Earthquakes from fracking not likely in Saskatchewan

A geological expert in Saskatchewan says the likelihood of an earthquake in this province from fracking is unlikely. But there have been quakes before.

But there has been seismic activity before linked to other industrial operations

An earthquake in B.C. was triggered by fracking, but a geological expert in Saskatchewan says there is not the same kind of pressure found in the rock formations in the province. (Ed Andrieski/Associated Press)

A geological expert in Saskatchewan says the likelihood of an earthquake in this province from fracking is unlikely.
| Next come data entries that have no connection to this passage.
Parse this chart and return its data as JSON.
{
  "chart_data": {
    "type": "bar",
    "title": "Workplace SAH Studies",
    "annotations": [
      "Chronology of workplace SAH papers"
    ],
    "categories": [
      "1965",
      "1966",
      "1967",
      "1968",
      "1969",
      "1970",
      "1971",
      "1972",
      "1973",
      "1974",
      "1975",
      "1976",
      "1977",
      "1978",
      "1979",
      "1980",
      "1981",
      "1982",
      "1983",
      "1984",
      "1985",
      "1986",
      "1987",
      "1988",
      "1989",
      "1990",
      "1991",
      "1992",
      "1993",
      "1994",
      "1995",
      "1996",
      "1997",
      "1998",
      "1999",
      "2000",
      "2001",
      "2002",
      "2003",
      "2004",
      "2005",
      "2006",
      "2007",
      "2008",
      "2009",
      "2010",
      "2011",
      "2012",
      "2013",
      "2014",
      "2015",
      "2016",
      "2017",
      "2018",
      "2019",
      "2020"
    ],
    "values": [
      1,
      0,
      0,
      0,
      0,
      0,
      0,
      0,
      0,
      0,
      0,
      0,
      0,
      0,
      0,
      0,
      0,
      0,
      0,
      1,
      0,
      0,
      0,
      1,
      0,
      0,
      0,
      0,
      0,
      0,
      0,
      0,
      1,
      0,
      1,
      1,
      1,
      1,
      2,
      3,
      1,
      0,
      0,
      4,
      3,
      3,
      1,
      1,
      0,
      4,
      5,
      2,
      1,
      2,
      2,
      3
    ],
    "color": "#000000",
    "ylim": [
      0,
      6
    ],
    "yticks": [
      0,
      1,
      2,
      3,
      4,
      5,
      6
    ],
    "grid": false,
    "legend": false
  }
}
But there have been quakes triggered by other industries in the past.

It's a question many are asking after CBC confirmed that an 4.4 magnitude earthquake in B.C. last year was triggered by fracking.

Fracking is the process of injecting water, sand and chemicals at high pressure deep underground to break rock and free gas.
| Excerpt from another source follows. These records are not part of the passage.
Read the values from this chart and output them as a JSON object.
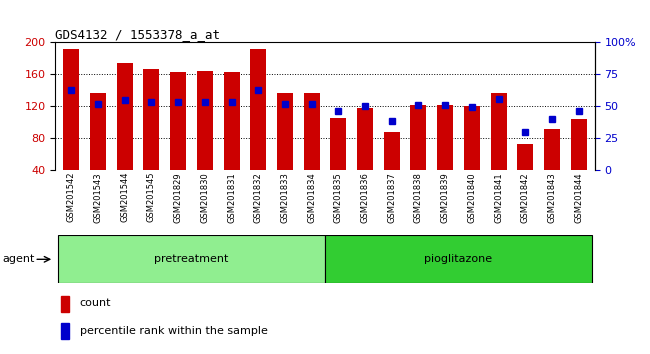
{
  "title": "GDS4132 / 1553378_a_at",
  "samples": [
    "GSM201542",
    "GSM201543",
    "GSM201544",
    "GSM201545",
    "GSM201829",
    "GSM201830",
    "GSM201831",
    "GSM201832",
    "GSM201833",
    "GSM201834",
    "GSM201835",
    "GSM201836",
    "GSM201837",
    "GSM201838",
    "GSM201839",
    "GSM201840",
    "GSM201841",
    "GSM201842",
    "GSM201843",
    "GSM201844"
  ],
  "counts": [
    192,
    136,
    174,
    167,
    163,
    164,
    163,
    192,
    136,
    137,
    105,
    118,
    88,
    122,
    122,
    120,
    136,
    72,
    92,
    104
  ],
  "percentile_ranks": [
    63,
    52,
    55,
    53,
    53,
    53,
    53,
    63,
    52,
    52,
    46,
    50,
    38,
    51,
    51,
    49,
    56,
    30,
    40,
    46
  ],
  "pretreatment_indices": [
    0,
    1,
    2,
    3,
    4,
    5,
    6,
    7,
    8,
    9
  ],
  "pioglitazone_indices": [
    10,
    11,
    12,
    13,
    14,
    15,
    16,
    17,
    18,
    19
  ],
  "group_labels": [
    "pretreatment",
    "pioglitazone"
  ],
  "pretreatment_color": "#90EE90",
  "pioglitazone_color": "#32CD32",
  "bar_color": "#CC0000",
  "blue_color": "#0000CC",
  "ylim_left": [
    40,
    200
  ],
  "ylim_right": [
    0,
    100
  ],
  "yticks_left": [
    40,
    80,
    120,
    160,
    200
  ],
  "yticks_right": [
    0,
    25,
    50,
    75,
    100
  ],
  "yticklabels_right": [
    "0",
    "25",
    "50",
    "75",
    "100%"
  ],
  "tick_label_color_left": "#CC0000",
  "tick_label_color_right": "#0000CC",
  "xtick_bg_color": "#C8C8C8",
  "fig_bg": "#FFFFFF",
  "bar_width": 0.6,
  "blue_marker_size": 5,
  "legend_count_color": "#CC0000",
  "legend_pct_color": "#0000CC"
}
Don Gendzwill, professor emeritus of geological sciences at the University of Saskatchewan, said the B.C. earthquake was likely triggered because of the pressure that exists inside of the rock.

"The cracking of the rock by the hydro-fracturing is only capable of generating relatively small amounts of energy," he explained. "If there is natural pressure inside the rock, due to ancient mountain building or something, then you have the possibility to release a larger force."

Gendzwill said there is a lot of hydro-fracking happening in the Bakken oil fields. But the rock in Saskatchewan doesn't have much natural pressure inside it. 

Even still, there have been earthquakes before in Saskatchewan, including some triggered by industry. 

Gendzwill estimated that there have been about dozen small earthquakes due to salt dissolution. 

And he said there have been a few examples of small earthquakes near potash mines. Gendzwill recalled the largest one at a magnitude 3.8 earthquake, capable of rattling windows on nearby farms.

Even though the earthquake in B.C. was relatively low in terms of magnitude, he said it's still a concern. 

"It's a substantial earthquake and it could cause damage, especially because it's at a relatively shallow depth."